Friday, January 09, 2009

Haruki & Me

I’m reading the memoir of novelist Haruki Murakami – What I Talk About When I Talk About Running. I’ve only read one of his novels, but I liked it a lot (his writing, in After Dark anyway, is the type that appears very simple but is actually, or maybe also, very complex – I love that), and I’m really digging this memoir. My wife got it for me at the library – not knowing I’d read his stuff, just thinking that, because of the title, I’d be interested. She’s good, that one.

It’s been really interesting how similar our thinking, and even experience, is in some ways – despite enormous differences. I mean, it’s easy to substitute screenplay for novel, and cycling for running, so those differences aren’t too tough to get beyond. And then there’s the fact that he’s a wildly successful writer with a dozen novels translated into 42 languages… and he’s Japanese.

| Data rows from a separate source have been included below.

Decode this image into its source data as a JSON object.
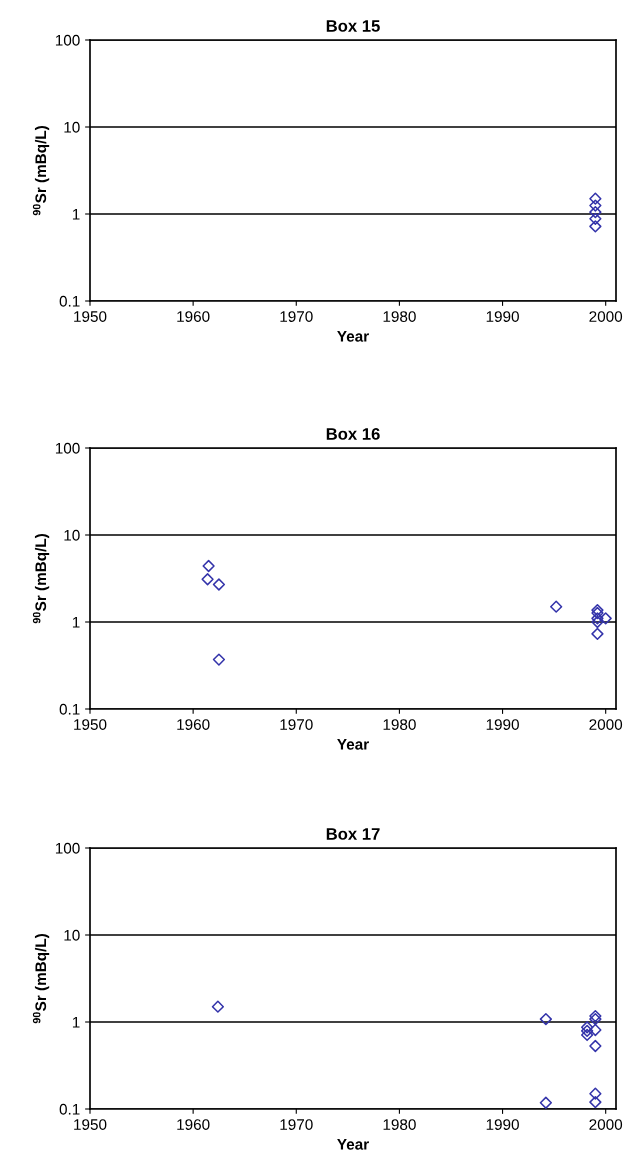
{
  "chart_data": [
    {
      "type": "scatter",
      "title": "Box 15",
      "xlabel": "Year",
      "ylabel": "$^{90}$Sr (mBq/L)",
      "log": "y",
      "grid": "y",
      "marker": "diamond",
      "xlim": [
        1950,
        2001
      ],
      "xticks": [
        1950,
        1960,
        1970,
        1980,
        1990,
        2000
      ],
      "ylim": [
        0.1,
        100
      ],
      "yticks": [
        0.1,
        1,
        10,
        100
      ],
      "series": [
        {
          "color": "#3333aa",
          "x": [
            1999.0,
            1999.0,
            1999.0,
            1999.0,
            1999.0
          ],
          "values": [
            1.5,
            1.25,
            1.05,
            0.88,
            0.72
          ]
        }
      ]
    },
    {
      "type": "scatter",
      "title": "Box 16",
      "xlabel": "Year",
      "ylabel": "$^{90}$Sr (mBq/L)",
      "log": "y",
      "grid": "y",
      "marker": "diamond",
      "xlim": [
        1950,
        2001
      ],
      "xticks": [
        1950,
        1960,
        1970,
        1980,
        1990,
        2000
      ],
      "ylim": [
        0.1,
        100
      ],
      "yticks": [
        0.1,
        1,
        10,
        100
      ],
      "series": [
        {
          "color": "#3333aa",
          "x": [
            1961.5,
            1961.4,
            1962.5,
            1962.5,
            1995.2,
            1999.2,
            1999.2,
            1999.2,
            1999.2,
            2000.0,
            1999.2
          ],
          "values": [
            4.4,
            3.1,
            2.7,
            0.37,
            1.5,
            1.37,
            1.27,
            1.1,
            1.0,
            1.1,
            0.73
          ]
        }
      ]
    },
    {
      "type": "scatter",
      "title": "Box 17",
      "xlabel": "Year",
      "ylabel": "$^{90}$Sr (mBq/L)",
      "log": "y",
      "grid": "y",
      "marker": "diamond",
      "xlim": [
        1950,
        2001
      ],
      "xticks": [
        1950,
        1960,
        1970,
        1980,
        1990,
        2000
      ],
      "ylim": [
        0.1,
        100
      ],
      "yticks": [
        0.1,
        1,
        10,
        100
      ],
      "series": [
        {
          "color": "#3333aa",
          "x": [
            1962.4,
            1994.2,
            1994.2,
            1998.2,
            1998.2,
            1998.2,
            1999.0,
            1999.0,
            1999.0,
            1999.0,
            1999.0,
            1999.0
          ],
          "values": [
            1.5,
            1.08,
            0.118,
            0.87,
            0.79,
            0.71,
            1.17,
            1.08,
            0.81,
            0.53,
            0.15,
            0.12
          ]
        }
      ]
    }
  ]
}
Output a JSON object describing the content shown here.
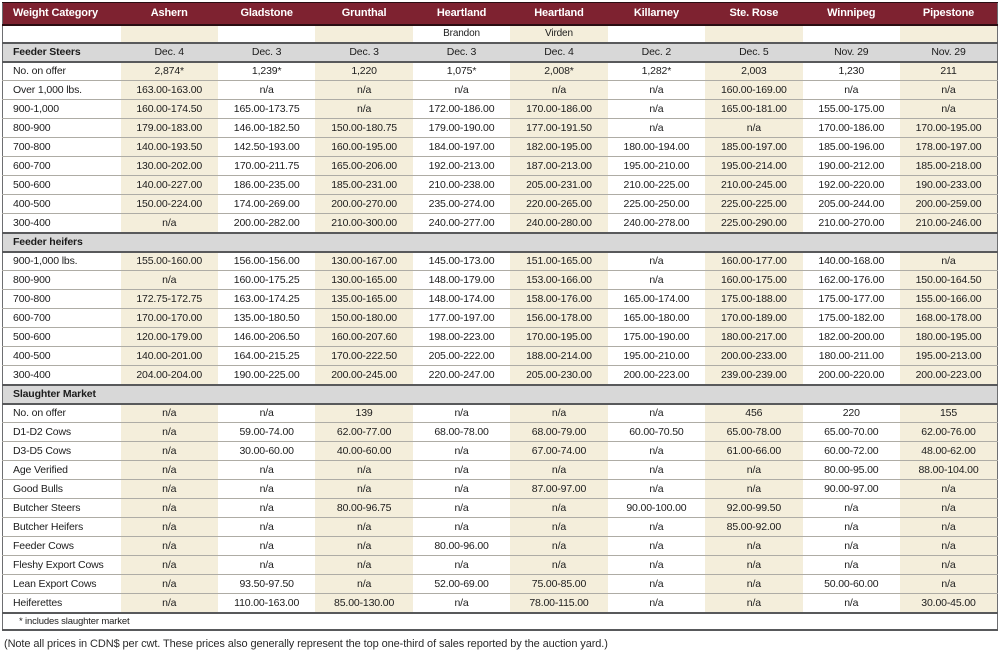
{
  "table": {
    "columns": [
      {
        "label": "Weight Category",
        "sub": ""
      },
      {
        "label": "Ashern",
        "sub": ""
      },
      {
        "label": "Gladstone",
        "sub": ""
      },
      {
        "label": "Grunthal",
        "sub": ""
      },
      {
        "label": "Heartland",
        "sub": "Brandon"
      },
      {
        "label": "Heartland",
        "sub": "Virden"
      },
      {
        "label": "Killarney",
        "sub": ""
      },
      {
        "label": "Ste. Rose",
        "sub": ""
      },
      {
        "label": "Winnipeg",
        "sub": ""
      },
      {
        "label": "Pipestone",
        "sub": ""
      }
    ],
    "sections": [
      {
        "title": "Feeder Steers",
        "header_values": [
          "Dec. 4",
          "Dec. 3",
          "Dec. 3",
          "Dec. 3",
          "Dec. 4",
          "Dec. 2",
          "Dec. 5",
          "Nov. 29",
          "Nov. 29"
        ],
        "rows": [
          {
            "label": "No. on offer",
            "values": [
              "2,874*",
              "1,239*",
              "1,220",
              "1,075*",
              "2,008*",
              "1,282*",
              "2,003",
              "1,230",
              "211"
            ]
          },
          {
            "label": "Over 1,000 lbs.",
            "values": [
              "163.00-163.00",
              "n/a",
              "n/a",
              "n/a",
              "n/a",
              "n/a",
              "160.00-169.00",
              "n/a",
              "n/a"
            ]
          },
          {
            "label": "900-1,000",
            "values": [
              "160.00-174.50",
              "165.00-173.75",
              "n/a",
              "172.00-186.00",
              "170.00-186.00",
              "n/a",
              "165.00-181.00",
              "155.00-175.00",
              "n/a"
            ]
          },
          {
            "label": "800-900",
            "values": [
              "179.00-183.00",
              "146.00-182.50",
              "150.00-180.75",
              "179.00-190.00",
              "177.00-191.50",
              "n/a",
              "n/a",
              "170.00-186.00",
              "170.00-195.00"
            ]
          },
          {
            "label": "700-800",
            "values": [
              "140.00-193.50",
              "142.50-193.00",
              "160.00-195.00",
              "184.00-197.00",
              "182.00-195.00",
              "180.00-194.00",
              "185.00-197.00",
              "185.00-196.00",
              "178.00-197.00"
            ]
          },
          {
            "label": "600-700",
            "values": [
              "130.00-202.00",
              "170.00-211.75",
              "165.00-206.00",
              "192.00-213.00",
              "187.00-213.00",
              "195.00-210.00",
              "195.00-214.00",
              "190.00-212.00",
              "185.00-218.00"
            ]
          },
          {
            "label": "500-600",
            "values": [
              "140.00-227.00",
              "186.00-235.00",
              "185.00-231.00",
              "210.00-238.00",
              "205.00-231.00",
              "210.00-225.00",
              "210.00-245.00",
              "192.00-220.00",
              "190.00-233.00"
            ]
          },
          {
            "label": "400-500",
            "values": [
              "150.00-224.00",
              "174.00-269.00",
              "200.00-270.00",
              "235.00-274.00",
              "220.00-265.00",
              "225.00-250.00",
              "225.00-225.00",
              "205.00-244.00",
              "200.00-259.00"
            ]
          },
          {
            "label": "300-400",
            "values": [
              "n/a",
              "200.00-282.00",
              "210.00-300.00",
              "240.00-277.00",
              "240.00-280.00",
              "240.00-278.00",
              "225.00-290.00",
              "210.00-270.00",
              "210.00-246.00"
            ]
          }
        ]
      },
      {
        "title": "Feeder heifers",
        "header_values": [
          "",
          "",
          "",
          "",
          "",
          "",
          "",
          "",
          ""
        ],
        "rows": [
          {
            "label": "900-1,000 lbs.",
            "values": [
              "155.00-160.00",
              "156.00-156.00",
              "130.00-167.00",
              "145.00-173.00",
              "151.00-165.00",
              "n/a",
              "160.00-177.00",
              "140.00-168.00",
              "n/a"
            ]
          },
          {
            "label": "800-900",
            "values": [
              "n/a",
              "160.00-175.25",
              "130.00-165.00",
              "148.00-179.00",
              "153.00-166.00",
              "n/a",
              "160.00-175.00",
              "162.00-176.00",
              "150.00-164.50"
            ]
          },
          {
            "label": "700-800",
            "values": [
              "172.75-172.75",
              "163.00-174.25",
              "135.00-165.00",
              "148.00-174.00",
              "158.00-176.00",
              "165.00-174.00",
              "175.00-188.00",
              "175.00-177.00",
              "155.00-166.00"
            ]
          },
          {
            "label": "600-700",
            "values": [
              "170.00-170.00",
              "135.00-180.50",
              "150.00-180.00",
              "177.00-197.00",
              "156.00-178.00",
              "165.00-180.00",
              "170.00-189.00",
              "175.00-182.00",
              "168.00-178.00"
            ]
          },
          {
            "label": "500-600",
            "values": [
              "120.00-179.00",
              "146.00-206.50",
              "160.00-207.60",
              "198.00-223.00",
              "170.00-195.00",
              "175.00-190.00",
              "180.00-217.00",
              "182.00-200.00",
              "180.00-195.00"
            ]
          },
          {
            "label": "400-500",
            "values": [
              "140.00-201.00",
              "164.00-215.25",
              "170.00-222.50",
              "205.00-222.00",
              "188.00-214.00",
              "195.00-210.00",
              "200.00-233.00",
              "180.00-211.00",
              "195.00-213.00"
            ]
          },
          {
            "label": "300-400",
            "values": [
              "204.00-204.00",
              "190.00-225.00",
              "200.00-245.00",
              "220.00-247.00",
              "205.00-230.00",
              "200.00-223.00",
              "239.00-239.00",
              "200.00-220.00",
              "200.00-223.00"
            ]
          }
        ]
      },
      {
        "title": "Slaughter Market",
        "header_values": [
          "",
          "",
          "",
          "",
          "",
          "",
          "",
          "",
          ""
        ],
        "rows": [
          {
            "label": "No. on offer",
            "values": [
              "n/a",
              "n/a",
              "139",
              "n/a",
              "n/a",
              "n/a",
              "456",
              "220",
              "155"
            ]
          },
          {
            "label": "D1-D2 Cows",
            "values": [
              "n/a",
              "59.00-74.00",
              "62.00-77.00",
              "68.00-78.00",
              "68.00-79.00",
              "60.00-70.50",
              "65.00-78.00",
              "65.00-70.00",
              "62.00-76.00"
            ]
          },
          {
            "label": "D3-D5 Cows",
            "values": [
              "n/a",
              "30.00-60.00",
              "40.00-60.00",
              "n/a",
              "67.00-74.00",
              "n/a",
              "61.00-66.00",
              "60.00-72.00",
              "48.00-62.00"
            ]
          },
          {
            "label": "Age Verified",
            "values": [
              "n/a",
              "n/a",
              "n/a",
              "n/a",
              "n/a",
              "n/a",
              "n/a",
              "80.00-95.00",
              "88.00-104.00"
            ]
          },
          {
            "label": "Good Bulls",
            "values": [
              "n/a",
              "n/a",
              "n/a",
              "n/a",
              "87.00-97.00",
              "n/a",
              "n/a",
              "90.00-97.00",
              "n/a"
            ]
          },
          {
            "label": "Butcher Steers",
            "values": [
              "n/a",
              "n/a",
              "80.00-96.75",
              "n/a",
              "n/a",
              "90.00-100.00",
              "92.00-99.50",
              "n/a",
              "n/a"
            ]
          },
          {
            "label": "Butcher Heifers",
            "values": [
              "n/a",
              "n/a",
              "n/a",
              "n/a",
              "n/a",
              "n/a",
              "85.00-92.00",
              "n/a",
              "n/a"
            ]
          },
          {
            "label": "Feeder Cows",
            "values": [
              "n/a",
              "n/a",
              "n/a",
              "80.00-96.00",
              "n/a",
              "n/a",
              "n/a",
              "n/a",
              "n/a"
            ]
          },
          {
            "label": "Fleshy Export Cows",
            "values": [
              "n/a",
              "n/a",
              "n/a",
              "n/a",
              "n/a",
              "n/a",
              "n/a",
              "n/a",
              "n/a"
            ]
          },
          {
            "label": "Lean Export Cows",
            "values": [
              "n/a",
              "93.50-97.50",
              "n/a",
              "52.00-69.00",
              "75.00-85.00",
              "n/a",
              "n/a",
              "50.00-60.00",
              "n/a"
            ]
          },
          {
            "label": "Heiferettes",
            "values": [
              "n/a",
              "110.00-163.00",
              "85.00-130.00",
              "n/a",
              "78.00-115.00",
              "n/a",
              "n/a",
              "n/a",
              "30.00-45.00"
            ]
          }
        ]
      }
    ],
    "footnote": "* includes slaughter market"
  },
  "note": "(Note all prices in CDN$ per cwt. These prices also generally represent the top one-third of sales reported by the auction yard.)",
  "colors": {
    "header_bg": "#7e2230",
    "header_text": "#ffffff",
    "section_bg": "#d8d8d8",
    "stripe_bg": "#f4eedb",
    "heavy_border": "#58595b",
    "light_border": "#aeaca5"
  }
}
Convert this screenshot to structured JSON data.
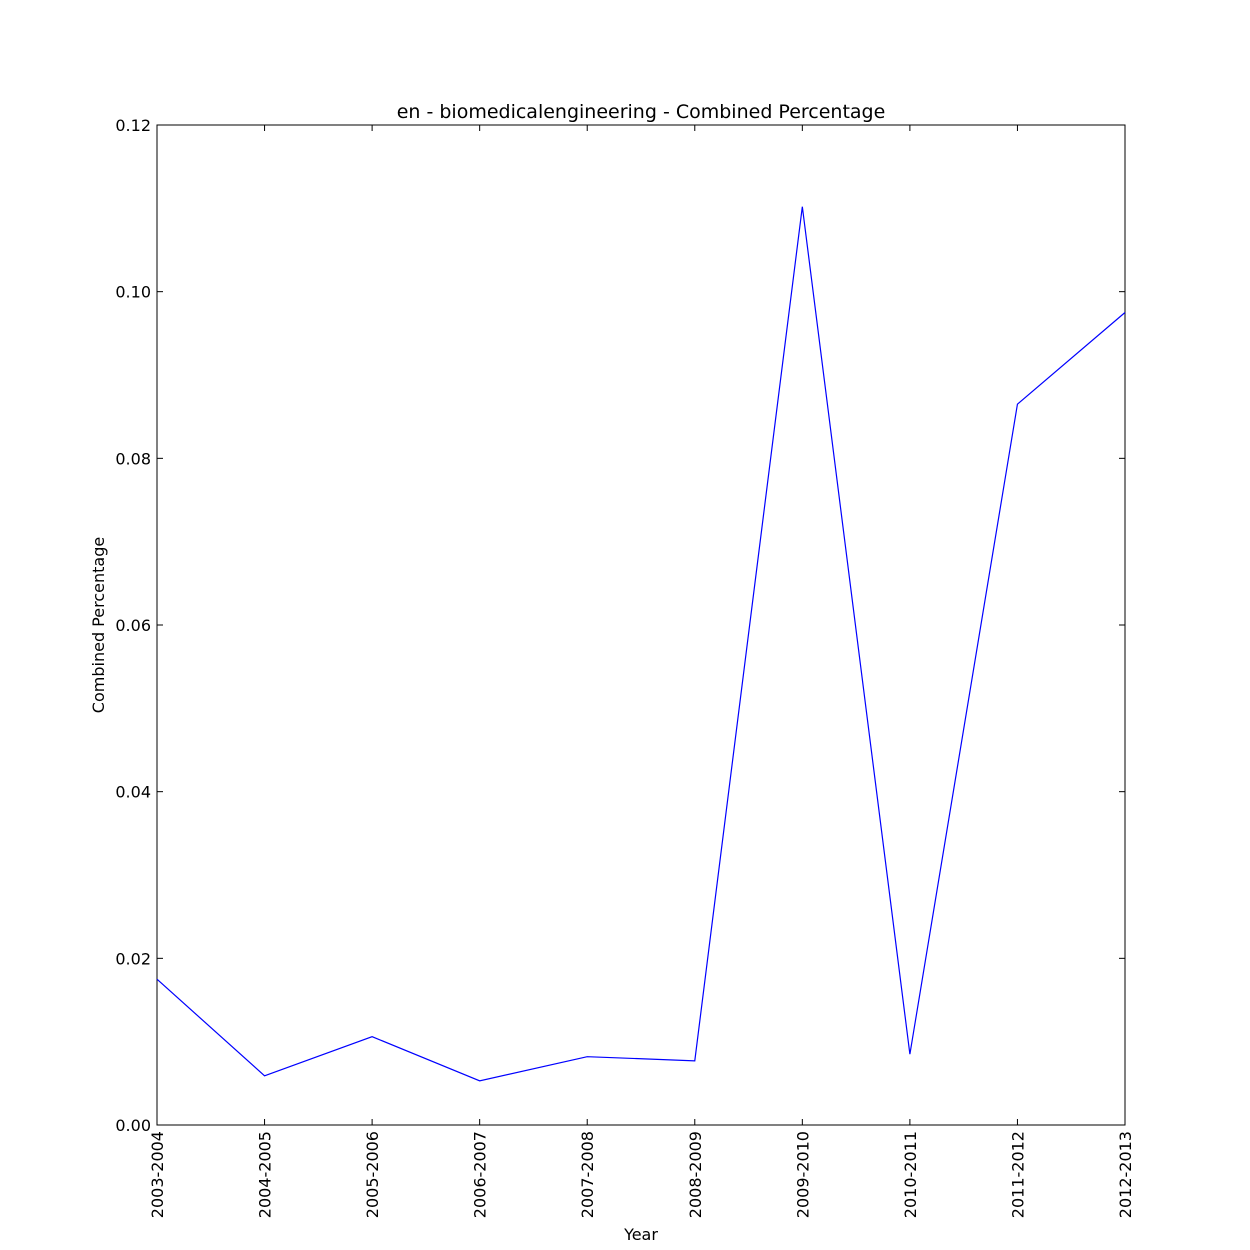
{
  "chart_data": {
    "type": "line",
    "title": "en - biomedicalengineering - Combined Percentage",
    "xlabel": "Year",
    "ylabel": "Combined Percentage",
    "categories": [
      "2003-2004",
      "2004-2005",
      "2005-2006",
      "2006-2007",
      "2007-2008",
      "2008-2009",
      "2009-2010",
      "2010-2011",
      "2011-2012",
      "2012-2013"
    ],
    "series": [
      {
        "values": [
          0.0175,
          0.0059,
          0.0106,
          0.0053,
          0.0082,
          0.0077,
          0.1102,
          0.0085,
          0.0865,
          0.0975
        ],
        "color": "#0000ff"
      }
    ],
    "ylim": [
      0,
      0.12
    ],
    "yticks": [
      "0.00",
      "0.02",
      "0.04",
      "0.06",
      "0.08",
      "0.10",
      "0.12"
    ],
    "grid": false,
    "legend": "none"
  }
}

But a lot of what he’s writing in his memoir feels like it could have been lifted from my own journal, blogs and annoying self-indulgent conversations with family and friends.

Here’s one bit I read today at lunch that felt spot-on. He wrote his first couple of novels while running a bar he owned in Tokyo. Of that, he writes:

With the first two, I basically enjoyed the process of writing, but there were parts I wasn’t too pleased with. With these first two novels I was only able to write in spurts, snatching bits of time here and there – a half hour here, an hour there – and because I was always tired and felt like I was competing against the clock as I wrote, I was never able to concentrate. With this kind of scattered approach I was able to write some interesting, fresh things, but… a natural desire sprang up to take it as far as I could… and after giving it a lot of thought, I decided to close the business for a while and concentrate solely on writing.


Hmmm. If only I had a bar to sell…

2 comments:

Anonymous said...

Remember when I sent you a quote from a New Yorker mag story that was excerpted from this book, maybe a year ago? Send it north when you're done if you trust me with it.

149films said...

Yeah, well, selling a coffee house didn't give me any new time to write. I'm teaching Walden and wishing I could live in a shack by a lake...that shit takes money now. Simplicity and liquid cash - wouldn't make for such a transcendental notion anymore.